I am just over halfway through my first reading of Richmal Crompton’s forty one novels. As reading journeys go this seems to be a good point to start writing about mine. I am caught amidst the thrill of discovering new writing and the exciting prospect of the unknown stories yet to come.
In this blog I have decided not to write about Richmal Crompton’s novels chronologically, but instead I will explore a range of themes in her writing, such as issues of social change, the lives of women, the representation of place and houses in the novels, and the implications of old age and having a disability. I am also interested in the types of journeys and holidays her characters take, how she handles the passage of time as the life of her characters slips by, and the extent to which these novels are concerned with the experience of people who are different and have special stories to tell. So, for my first post I have chosen to start in 1928. In this year more books by Richmal Crompton were published than any other. A ‘Just William’ collection, William the Good, two novels, including The Thorn Bush and four collections of short stories were all published in this year.
I will return in a later post to Richmal Crompton’s first novel, The Innermost Room (1923) which introduces her interest in, what she calls, ‘the enemy within’. This is a theme in a number of her novels and in Roofs Off (1928), the novel I have chosen for this post, one of the young characters, Diana, is fighting the claustrophobia of her life, living with her unhappy mother:
She mustn’t meet him in this mood. She made a great effort to throw it off. Once the atmosphere of this pleasant little room had been enough to throw it off, but the room was failing her. It was not holding its own against the rest of the house. Its defences were being beaten down and the enemy was entering through the breaches.
But more of this interest in the inner life and the importance of rooms and houses in the lives of her characters in a later post.
Another important theme in a number of Richmal Crompton’s novels is how life changes as her characters grow older and come to terms with the disappointments of adult life. In a couple of novels, Portrait of a Family (1931) and The Old Man’s Birthday (1934), the lead character is a man whose wife has died and he is facing old age and dwelling on the consequences of his past. I will write about these novels next month. In Roofs Off (1928), Martin has lost his wife and decides to move completely away from the area where he spent most of his adult life. He moves to a new housing development outside a village which has been developed on an area of land belonging to a local estate. This has been sold off to help the rich land owner make ends meet. When he arrives Martin is invited to join in the social life of his neighbours, encapsulated in the novel in a gathering for afternoon tea.
Martin discovers that the owner of the estate, Mrs Glendower, is an old flame and they excitedly rekindle their old attraction for each other. But her husband returns unexpectedly and Martin is faced with the loss of the new life he had dreamed of, the life he might have had instead of marrying his wife and being trapped in a staunchly middle-class world. He blames her in many ways for denying him everything that his life might have been, although he is reconciled to his past by the end of the novel.

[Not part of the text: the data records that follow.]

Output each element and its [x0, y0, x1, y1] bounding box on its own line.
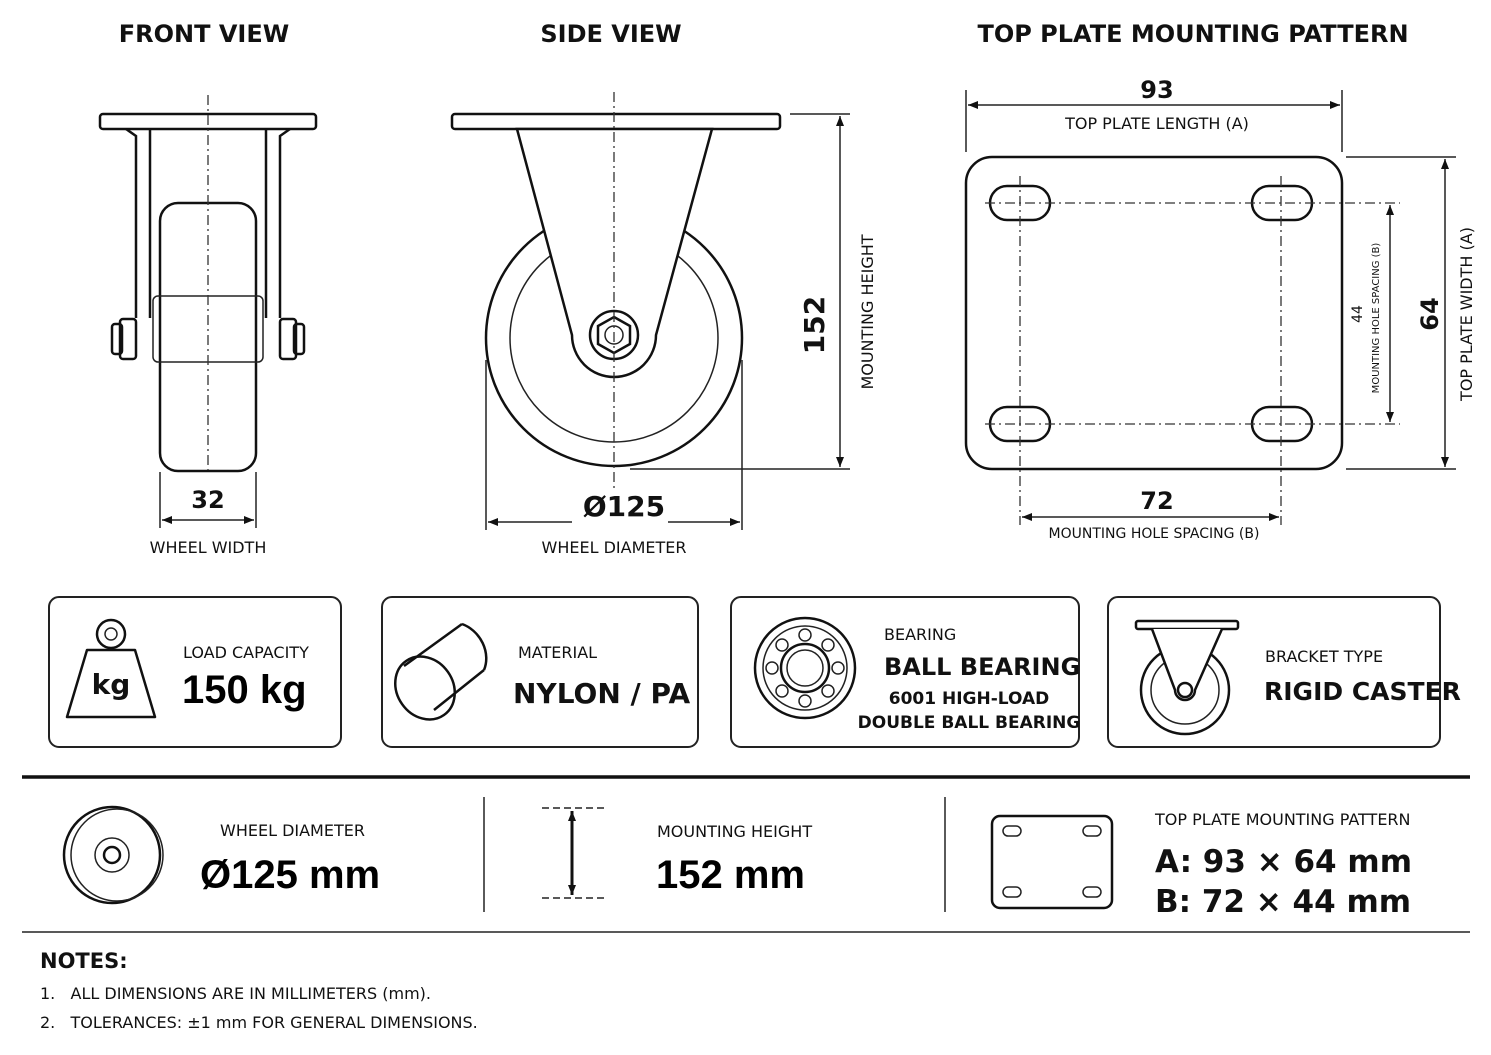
front-view-drawing: [98, 95, 318, 528]
summary-height-label: MOUNTING HEIGHT: [657, 822, 812, 841]
plate-width-label: TOP PLATE WIDTH (A): [1457, 227, 1476, 402]
hole-spacing-x-label: MOUNTING HOLE SPACING (B): [1049, 526, 1260, 542]
wheel-diameter-label: WHEEL DIAMETER: [542, 538, 687, 557]
plate-length-label: TOP PLATE LENGTH (A): [1064, 114, 1249, 133]
weight-icon-label: kg: [92, 668, 131, 701]
mounting-plate-icon: [990, 814, 1114, 910]
material-label: MATERIAL: [518, 643, 597, 662]
hole-spacing-y-label: MOUNTING HOLE SPACING (B): [1371, 243, 1382, 394]
bearing-detail-2: DOUBLE BALL BEARING: [858, 713, 1081, 733]
bearing-label: BEARING: [884, 625, 956, 644]
summary-pattern-a: A: 93 × 64 mm: [1155, 844, 1412, 880]
load-capacity-label: LOAD CAPACITY: [183, 643, 309, 662]
material-value: NYLON / PA: [513, 677, 690, 710]
bracket-value: RIGID CASTER: [1264, 677, 1461, 706]
summary-diameter-label: WHEEL DIAMETER: [220, 821, 365, 840]
summary-pattern-label: TOP PLATE MOUNTING PATTERN: [1154, 810, 1411, 829]
bearing-value: BALL BEARING: [884, 653, 1080, 681]
summary-diameter-value: Ø125 mm: [200, 853, 380, 897]
wheel-diameter-value: Ø125: [583, 490, 665, 523]
load-capacity-value: 150 kg: [182, 668, 307, 712]
mounting-height-value: 152: [798, 296, 831, 354]
mounting-height-label: MOUNTING HEIGHT: [858, 234, 877, 389]
wheel-width-value: 32: [191, 486, 224, 514]
front-view-title: FRONT VIEW: [119, 20, 289, 48]
top-plate-title: TOP PLATE MOUNTING PATTERN: [977, 20, 1408, 48]
plate-length-value: 93: [1140, 76, 1173, 104]
summary-pattern-b: B: 72 × 44 mm: [1155, 884, 1411, 920]
height-arrow-icon: [542, 807, 608, 899]
note-item-2: 2. TOLERANCES: ±1 mm FOR GENERAL DIMENSI…: [40, 1013, 478, 1032]
wheel-width-label: WHEEL WIDTH: [150, 538, 267, 557]
material-card: [381, 596, 699, 748]
side-view-drawing: [450, 92, 850, 530]
summary-height-value: 152 mm: [656, 853, 805, 897]
note-item-1: 1. ALL DIMENSIONS ARE IN MILLIMETERS (mm…: [40, 984, 431, 1003]
bracket-label: BRACKET TYPE: [1265, 647, 1383, 666]
wheel-icon: [62, 805, 164, 905]
bearing-card: [730, 596, 1080, 748]
plate-width-value: 64: [1416, 297, 1444, 330]
ball-bearing-icon: [753, 616, 857, 720]
bearing-detail-1: 6001 HIGH-LOAD: [889, 689, 1050, 709]
rigid-caster-icon: [1134, 619, 1240, 736]
weight-icon: [65, 618, 157, 719]
side-view-title: SIDE VIEW: [540, 20, 681, 48]
notes-title: NOTES:: [40, 949, 128, 973]
top-plate-drawing: [964, 90, 1456, 525]
hole-spacing-y-value: 44: [1350, 305, 1366, 323]
cylinder-icon: [394, 622, 488, 721]
hole-spacing-x-value: 72: [1140, 487, 1173, 515]
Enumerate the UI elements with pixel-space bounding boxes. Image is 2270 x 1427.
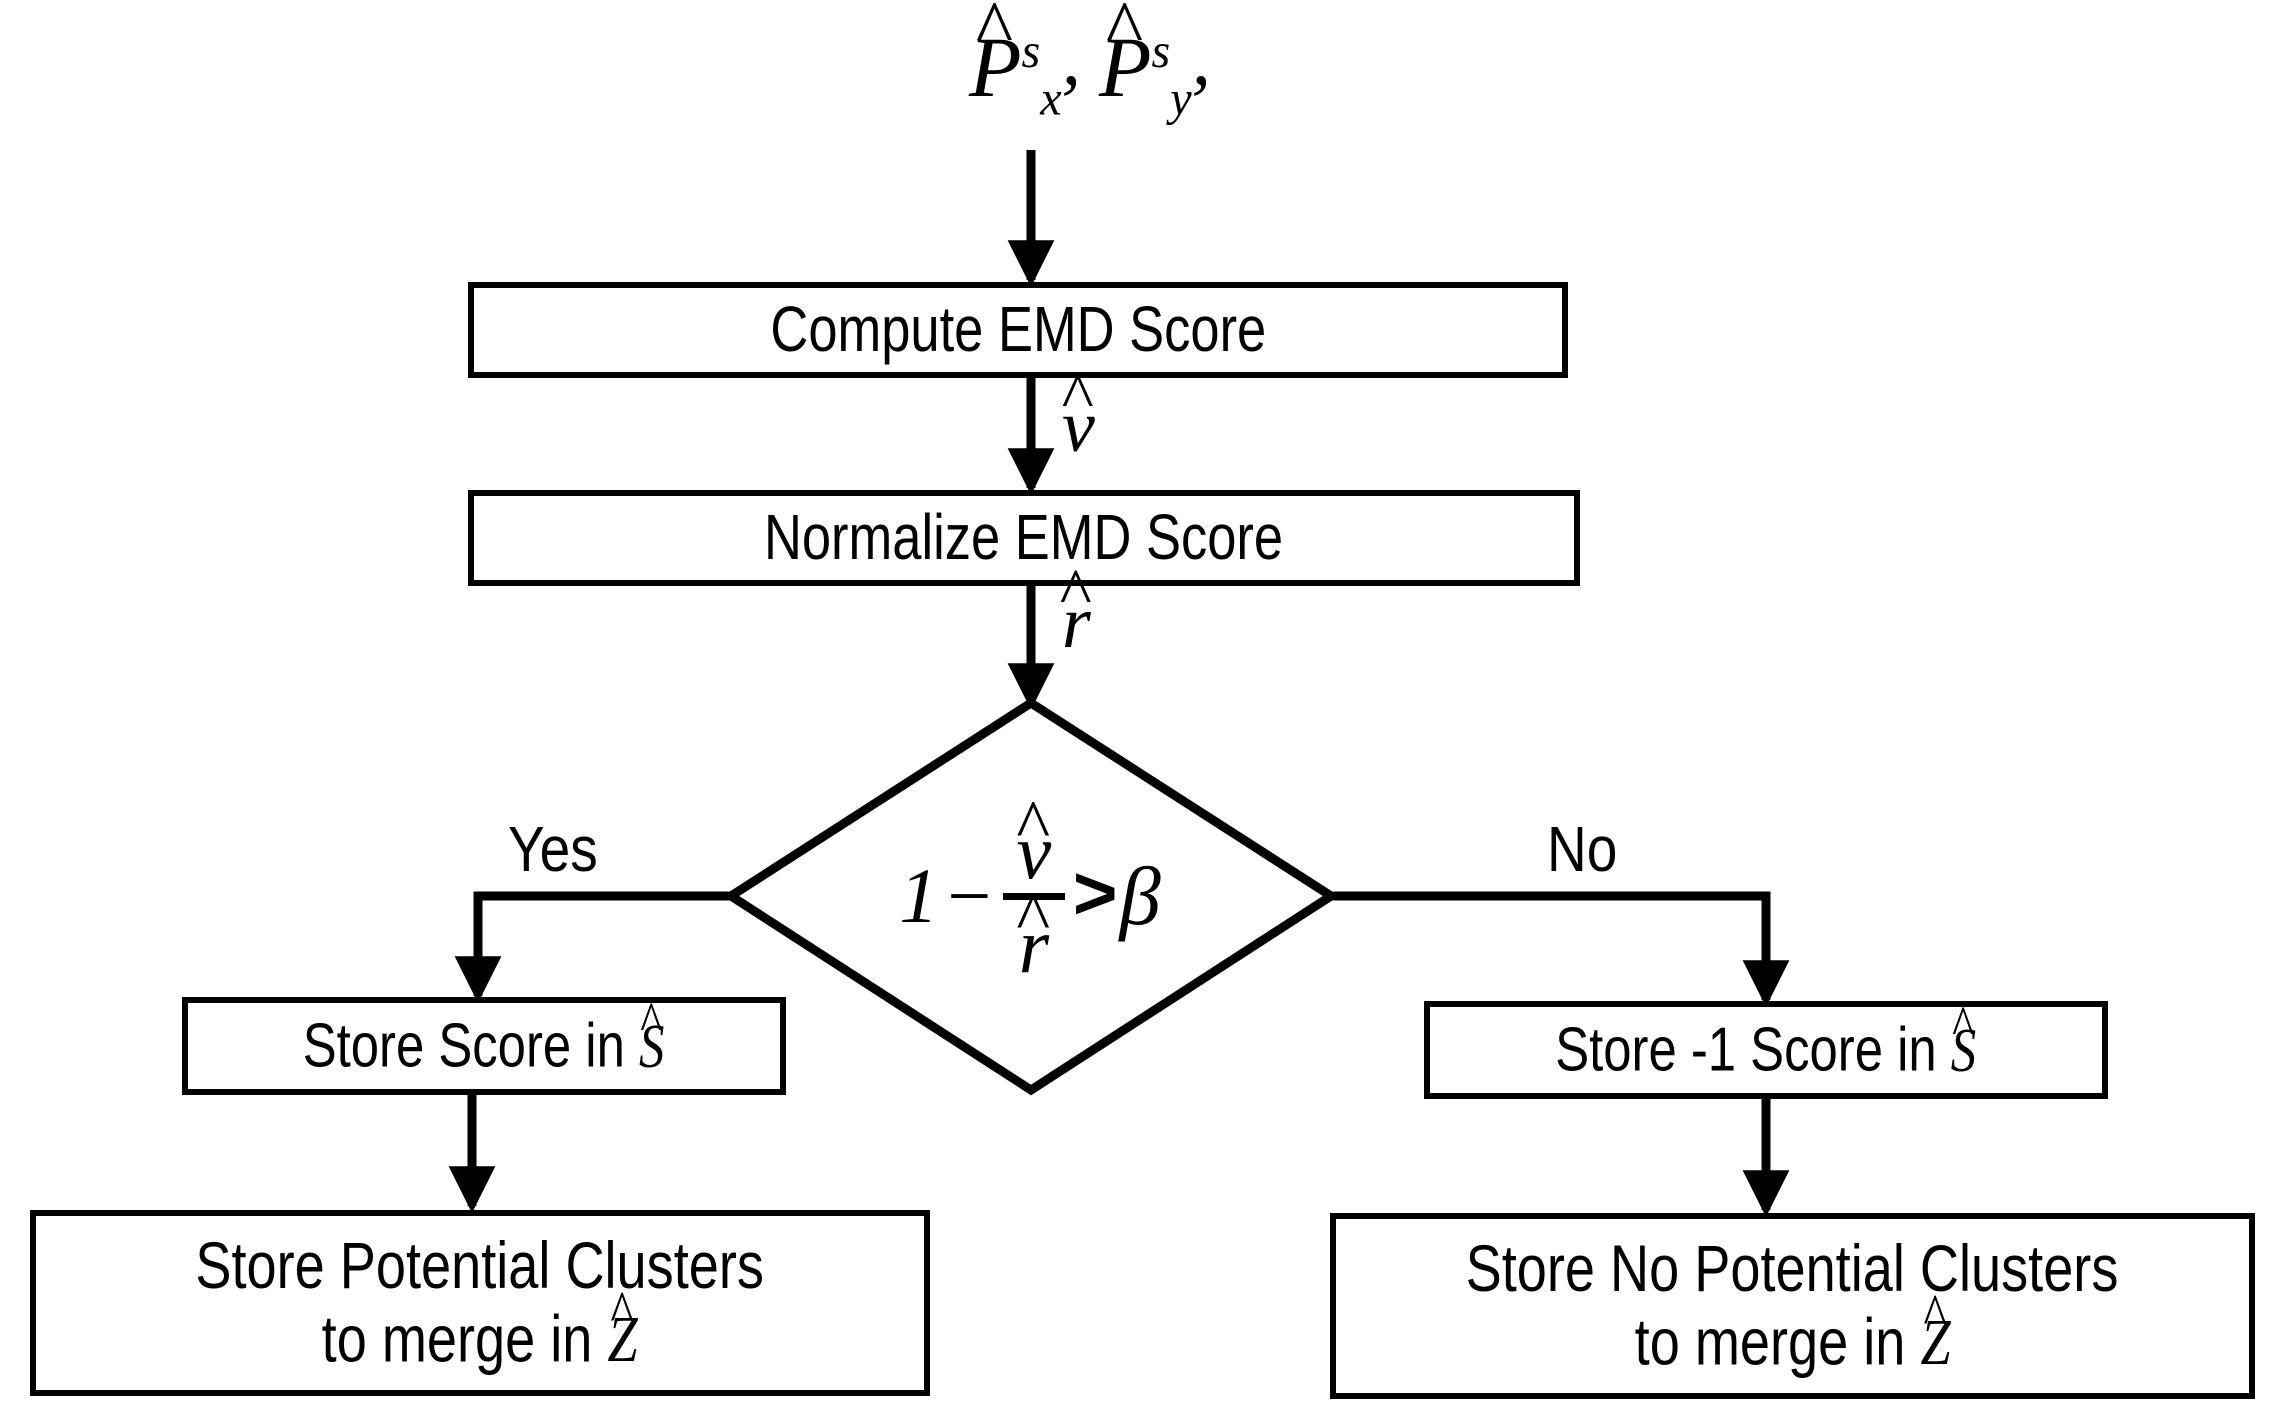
input-comma-1: , bbox=[1061, 15, 1081, 101]
branch-label-yes: Yes bbox=[508, 813, 598, 885]
edge-label-r-hat: ^r bbox=[1059, 553, 1092, 664]
node-store-no-potential-clusters[interactable]: Store No Potential Clusters to merge in … bbox=[1330, 1213, 2255, 1399]
node-store-neg1-score[interactable]: Store -1 Score in ^S bbox=[1424, 995, 2108, 1099]
edge-label-v-hat: ^v bbox=[1061, 357, 1095, 468]
node-store-score[interactable]: Store Score in ^S bbox=[182, 991, 786, 1095]
edge-yes-branch bbox=[454, 891, 731, 1004]
decision-numerator: ^v bbox=[1016, 784, 1052, 896]
node-store-potential-clusters-line1: Store Potential Clusters bbox=[195, 1228, 765, 1303]
edge-no-branch bbox=[1331, 891, 1790, 1008]
node-compute-emd-score[interactable]: Compute EMD Score bbox=[468, 282, 1568, 378]
decision-fraction: ^v ^r bbox=[1002, 784, 1065, 989]
node-decision-formula[interactable]: 1 − ^v ^r > β bbox=[790, 784, 1270, 989]
decision-operator: > bbox=[1072, 851, 1118, 936]
input-comma-2: , bbox=[1191, 15, 1212, 101]
decision-denominator: ^r bbox=[1016, 877, 1051, 989]
node-store-neg1-score-label: Store -1 Score in ^S bbox=[1555, 995, 1977, 1085]
decision-one: 1 bbox=[899, 852, 939, 939]
node-normalize-emd-score[interactable]: Normalize EMD Score bbox=[468, 490, 1580, 586]
node-compute-emd-score-label: Compute EMD Score bbox=[770, 293, 1266, 366]
node-store-potential-clusters[interactable]: Store Potential Clusters to merge in ^Z bbox=[30, 1210, 930, 1396]
node-store-score-label: Store Score in ^S bbox=[303, 991, 665, 1081]
branch-label-no: No bbox=[1547, 813, 1618, 885]
input-p-y: ^Psy bbox=[1099, 0, 1192, 126]
fraction-bar bbox=[1002, 892, 1065, 900]
node-normalize-emd-score-label: Normalize EMD Score bbox=[764, 501, 1284, 574]
node-store-potential-clusters-line2: to merge in ^Z bbox=[322, 1279, 638, 1377]
input-p-x: ^Psx bbox=[968, 0, 1062, 126]
node-store-no-potential-clusters-line2: to merge in ^Z bbox=[1634, 1282, 1951, 1380]
node-store-no-potential-clusters-line1: Store No Potential Clusters bbox=[1466, 1231, 2119, 1306]
input-variables-label: ^Psx,^Psy, bbox=[860, 0, 1320, 164]
decision-minus: − bbox=[942, 852, 995, 939]
decision-threshold: β bbox=[1119, 850, 1161, 942]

In the modern estate people from different walks of life have been brought together. Mrs Copeland lives with her daughter, the aforementioned Diana, forced because of lack of money to take what she sees as a step down from the life of privilege that she sees as her right. She is not coping, refuses to leave the house for much of the time, and dreams exclusively about the wonderful marriage that her daughter will make which will return them both to the style of life that she believes they deserve. Her daughter, however, despite being engaged to someone that her mother approves of, and who could give them both the life that her mother wants, falls in love with the son of her neighbours, the owners of a village shop. They are delighted to be in their new house and have spent much of their working lives dreaming of owning a home of their own.

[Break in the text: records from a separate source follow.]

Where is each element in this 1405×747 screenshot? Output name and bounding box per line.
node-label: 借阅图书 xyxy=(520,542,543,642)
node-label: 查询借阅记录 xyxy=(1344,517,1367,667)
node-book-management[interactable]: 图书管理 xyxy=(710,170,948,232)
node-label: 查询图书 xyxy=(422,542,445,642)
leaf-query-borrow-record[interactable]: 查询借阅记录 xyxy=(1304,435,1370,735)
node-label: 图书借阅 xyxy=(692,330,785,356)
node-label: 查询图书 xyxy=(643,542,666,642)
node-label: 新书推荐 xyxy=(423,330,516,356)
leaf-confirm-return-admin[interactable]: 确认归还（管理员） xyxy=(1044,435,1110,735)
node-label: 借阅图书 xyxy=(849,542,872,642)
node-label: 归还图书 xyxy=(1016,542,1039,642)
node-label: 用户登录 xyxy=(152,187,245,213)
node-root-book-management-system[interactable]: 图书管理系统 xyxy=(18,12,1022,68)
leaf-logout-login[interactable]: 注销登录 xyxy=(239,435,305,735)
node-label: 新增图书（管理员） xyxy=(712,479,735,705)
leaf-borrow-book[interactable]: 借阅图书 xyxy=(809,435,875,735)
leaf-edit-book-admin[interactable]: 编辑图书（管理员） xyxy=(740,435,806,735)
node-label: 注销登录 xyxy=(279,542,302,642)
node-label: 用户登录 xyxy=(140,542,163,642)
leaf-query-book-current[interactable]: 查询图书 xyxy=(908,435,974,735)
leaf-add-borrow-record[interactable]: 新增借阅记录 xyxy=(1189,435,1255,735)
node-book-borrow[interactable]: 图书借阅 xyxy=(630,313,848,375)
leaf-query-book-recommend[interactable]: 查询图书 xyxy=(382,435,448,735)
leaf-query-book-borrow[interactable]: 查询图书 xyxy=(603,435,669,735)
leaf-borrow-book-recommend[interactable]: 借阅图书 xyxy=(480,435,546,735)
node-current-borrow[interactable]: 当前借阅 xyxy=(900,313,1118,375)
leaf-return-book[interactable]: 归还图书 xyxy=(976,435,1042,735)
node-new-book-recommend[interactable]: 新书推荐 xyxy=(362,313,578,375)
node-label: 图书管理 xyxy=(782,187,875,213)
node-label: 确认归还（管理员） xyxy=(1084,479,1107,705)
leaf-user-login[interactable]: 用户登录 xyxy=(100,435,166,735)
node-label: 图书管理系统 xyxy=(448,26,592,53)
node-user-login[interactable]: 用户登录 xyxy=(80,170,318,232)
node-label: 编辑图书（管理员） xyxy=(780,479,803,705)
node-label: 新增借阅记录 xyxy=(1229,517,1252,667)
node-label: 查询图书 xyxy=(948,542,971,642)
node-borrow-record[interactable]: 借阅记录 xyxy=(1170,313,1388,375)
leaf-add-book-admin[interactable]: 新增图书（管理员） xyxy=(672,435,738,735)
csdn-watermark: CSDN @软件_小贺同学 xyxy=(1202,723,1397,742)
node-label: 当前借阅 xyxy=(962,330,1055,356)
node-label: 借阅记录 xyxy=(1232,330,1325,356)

Mrs Glendower talks about a game she was asked to play as a child:
She gave us each some building bricks and a little red cardboard roof and a handful of dolls and furniture from her dolls’ house and we had to build little houses and arrange the dolls and furniture inside and then put on the little red cardboard roof and then Susan would blow on her little whistle and say, ‘Roofs Off!’ and we had to take off the cardboard roof and Susan would come round and judge whose dolls were doing the more interesting things.
Martin wonders “which would be the most interesting life in Woodlands Avenue if someone said ‘Roofs Off!’”. Mrs Glendower, not surprisingly perhaps, believes that they would “all be indescribably dull”, but the local doctor disagrees: “I believe that there isn’t such a thing in the whole world and never has been such a thing as a dull life. What you see of it may be dull but you only see a part of the pattern or a back side of the pattern. If you could see the whole you’d be amazed. You’d be thrilled. A life may be sad or even uneventful, but it can never be dull”. This novel by Richmal Crompton makes a very convincing case that this is certainly true. It offers a social commentary on ordinary life in a rural community in early twentieth century England. In Roofs Off tensions between people from different classes are unpicked at a time of significant social change, resented by the older members of the rich and traditional middle class, but embraced by the young.